A320 crash: German regulator ‘unaware’ of Lubitz’s severe depression

 French rescue worker inspects the debris from the Germanwings Airbus A320 at the site of the crash, near Seyne-les-Alpes, French Alps March 29, 2015. (Reuters / Gonzalo Fuentes)
Lufthansa’s medical staff failed to inform German aviation authorities the co-pilot of the crashed Germanwings plane, Andreas Lubitz, had severe depression, Welt am Sonntag reports.

The probe has shown that Lubitz regularly visited psychiatrists, and took antidepressants and tranquilizers to treat his depression. In such cases, Lufthansa medics are required to notify the German Federal Aviation Office (Luftfahrtbundesamt, LBA), but they neglected to do so, the governmental body said.

"Luftfahrtbundesamt had not been informed that L. [Lubitz] was undergoing treatment," the LBA said in a statement, as cited by Welt am Sonntag.

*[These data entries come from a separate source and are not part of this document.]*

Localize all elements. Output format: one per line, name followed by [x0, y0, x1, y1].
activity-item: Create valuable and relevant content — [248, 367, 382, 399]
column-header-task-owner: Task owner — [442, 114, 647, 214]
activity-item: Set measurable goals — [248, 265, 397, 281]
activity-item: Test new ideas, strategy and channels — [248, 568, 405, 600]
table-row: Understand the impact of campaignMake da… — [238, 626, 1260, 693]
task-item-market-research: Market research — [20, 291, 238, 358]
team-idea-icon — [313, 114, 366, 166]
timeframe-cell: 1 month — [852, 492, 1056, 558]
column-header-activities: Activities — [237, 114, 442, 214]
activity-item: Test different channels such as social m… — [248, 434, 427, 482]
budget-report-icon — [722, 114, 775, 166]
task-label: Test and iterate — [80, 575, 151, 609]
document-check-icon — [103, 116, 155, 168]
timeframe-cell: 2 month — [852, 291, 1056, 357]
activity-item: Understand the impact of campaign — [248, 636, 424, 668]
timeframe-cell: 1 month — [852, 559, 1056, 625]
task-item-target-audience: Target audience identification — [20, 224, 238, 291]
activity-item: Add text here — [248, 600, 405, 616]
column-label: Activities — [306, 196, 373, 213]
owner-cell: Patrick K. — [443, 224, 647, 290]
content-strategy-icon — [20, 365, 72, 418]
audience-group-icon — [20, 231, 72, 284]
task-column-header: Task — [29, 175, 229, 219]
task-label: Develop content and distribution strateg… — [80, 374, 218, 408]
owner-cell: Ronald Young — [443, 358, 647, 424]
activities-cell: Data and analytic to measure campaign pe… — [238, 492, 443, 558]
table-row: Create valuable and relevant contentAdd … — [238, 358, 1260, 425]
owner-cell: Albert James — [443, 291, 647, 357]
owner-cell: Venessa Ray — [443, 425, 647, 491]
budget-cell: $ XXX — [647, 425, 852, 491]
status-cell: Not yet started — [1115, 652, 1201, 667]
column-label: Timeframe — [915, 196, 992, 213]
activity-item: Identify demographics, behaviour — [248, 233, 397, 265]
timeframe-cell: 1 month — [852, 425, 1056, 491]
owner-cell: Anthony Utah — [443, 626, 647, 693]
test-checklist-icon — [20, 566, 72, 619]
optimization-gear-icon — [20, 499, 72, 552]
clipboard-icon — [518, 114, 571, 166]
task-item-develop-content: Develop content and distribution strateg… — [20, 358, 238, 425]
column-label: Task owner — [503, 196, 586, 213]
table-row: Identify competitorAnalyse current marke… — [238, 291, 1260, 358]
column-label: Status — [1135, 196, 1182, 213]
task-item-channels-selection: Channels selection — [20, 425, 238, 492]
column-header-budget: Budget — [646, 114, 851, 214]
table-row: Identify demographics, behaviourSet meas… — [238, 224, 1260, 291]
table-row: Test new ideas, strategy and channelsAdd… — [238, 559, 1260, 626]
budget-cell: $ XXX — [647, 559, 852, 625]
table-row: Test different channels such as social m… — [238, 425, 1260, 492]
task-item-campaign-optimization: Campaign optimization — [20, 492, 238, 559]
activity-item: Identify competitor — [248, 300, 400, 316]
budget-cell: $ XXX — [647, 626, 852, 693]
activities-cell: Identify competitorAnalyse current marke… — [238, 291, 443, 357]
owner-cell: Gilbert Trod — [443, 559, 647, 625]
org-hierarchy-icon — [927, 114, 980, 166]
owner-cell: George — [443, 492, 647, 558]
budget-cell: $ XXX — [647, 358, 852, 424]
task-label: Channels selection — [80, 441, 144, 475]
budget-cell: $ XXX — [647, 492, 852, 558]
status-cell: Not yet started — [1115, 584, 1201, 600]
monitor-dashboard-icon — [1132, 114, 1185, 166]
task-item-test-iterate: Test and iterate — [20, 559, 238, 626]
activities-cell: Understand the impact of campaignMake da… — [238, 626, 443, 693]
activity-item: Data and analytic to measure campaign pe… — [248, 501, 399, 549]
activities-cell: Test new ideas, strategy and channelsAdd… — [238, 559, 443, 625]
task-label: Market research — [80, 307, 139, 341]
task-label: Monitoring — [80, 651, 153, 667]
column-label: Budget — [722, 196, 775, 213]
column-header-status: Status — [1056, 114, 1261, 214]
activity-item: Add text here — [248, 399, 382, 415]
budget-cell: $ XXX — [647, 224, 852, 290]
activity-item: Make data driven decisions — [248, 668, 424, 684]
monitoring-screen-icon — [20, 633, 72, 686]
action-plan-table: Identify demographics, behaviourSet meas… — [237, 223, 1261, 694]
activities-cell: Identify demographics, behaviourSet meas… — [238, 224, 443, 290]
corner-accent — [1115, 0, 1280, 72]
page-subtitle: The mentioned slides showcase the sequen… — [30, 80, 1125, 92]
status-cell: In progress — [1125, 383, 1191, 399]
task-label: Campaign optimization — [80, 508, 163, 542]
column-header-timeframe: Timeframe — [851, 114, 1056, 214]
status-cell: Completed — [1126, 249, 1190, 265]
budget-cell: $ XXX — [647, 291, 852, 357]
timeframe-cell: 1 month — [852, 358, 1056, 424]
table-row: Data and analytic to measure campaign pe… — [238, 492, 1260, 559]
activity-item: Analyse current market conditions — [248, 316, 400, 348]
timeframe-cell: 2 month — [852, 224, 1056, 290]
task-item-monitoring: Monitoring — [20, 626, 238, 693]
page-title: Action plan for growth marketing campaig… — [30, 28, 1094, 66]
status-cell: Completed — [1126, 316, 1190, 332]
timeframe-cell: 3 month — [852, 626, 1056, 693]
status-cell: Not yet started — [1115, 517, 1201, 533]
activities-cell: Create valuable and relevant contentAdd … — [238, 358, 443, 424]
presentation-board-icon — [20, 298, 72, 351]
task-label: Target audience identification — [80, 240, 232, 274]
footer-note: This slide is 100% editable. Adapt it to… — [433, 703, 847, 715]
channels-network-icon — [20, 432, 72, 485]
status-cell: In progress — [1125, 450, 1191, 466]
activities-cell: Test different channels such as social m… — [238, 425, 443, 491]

A note was discovered in Lubitz’s records ordering the LBA to be informed of the co-pilot’s health issues.

Lufthansa refused to comment on the latest findings.

READ MORE: Two Germanwings Airbuses make unscheduled landings in 24 hours

The Germanwings Airbus 320 passenger plane crashed on March 24 in the French Alps, killing 150 people on board. Data from the black boxes show Lubitz locked the pilot out of the cabin before the crash and accelerated descent, which culminated in the catastrophic crash into the mountain.

Prosecutors are currently looking into whether homicide can be proved, according to the French daily Provence. While evidence of Lubitz wanting to destroy the plane mounts, deliberate targeting of the passengers has not so far been shown.

READ MORE:Germanwings A320 crash: 2nd black box shows co-pliot accelerated during descent

The Wall Street Journal has revealed that in November EU officials told Berlin of long-standing issues pertaining to airlines’ oversight.

Germany was blacklisted for aviation security violations, with EU observers frequently stressing there was a lack of qualified medical staff overseeing the physical and psychological wellbeing of pilots, the WSJ said, citing its own sources.

At the time, representatives of German air carriers assured the EU they would beef up personnel and correct flaws in the system.

On Thursday, German Transport Minister Alexander Dobrindt also said a task force to examine similar issues raised by the Germanwings crash would be established, though this appears to have no direct links with the EU’s findings.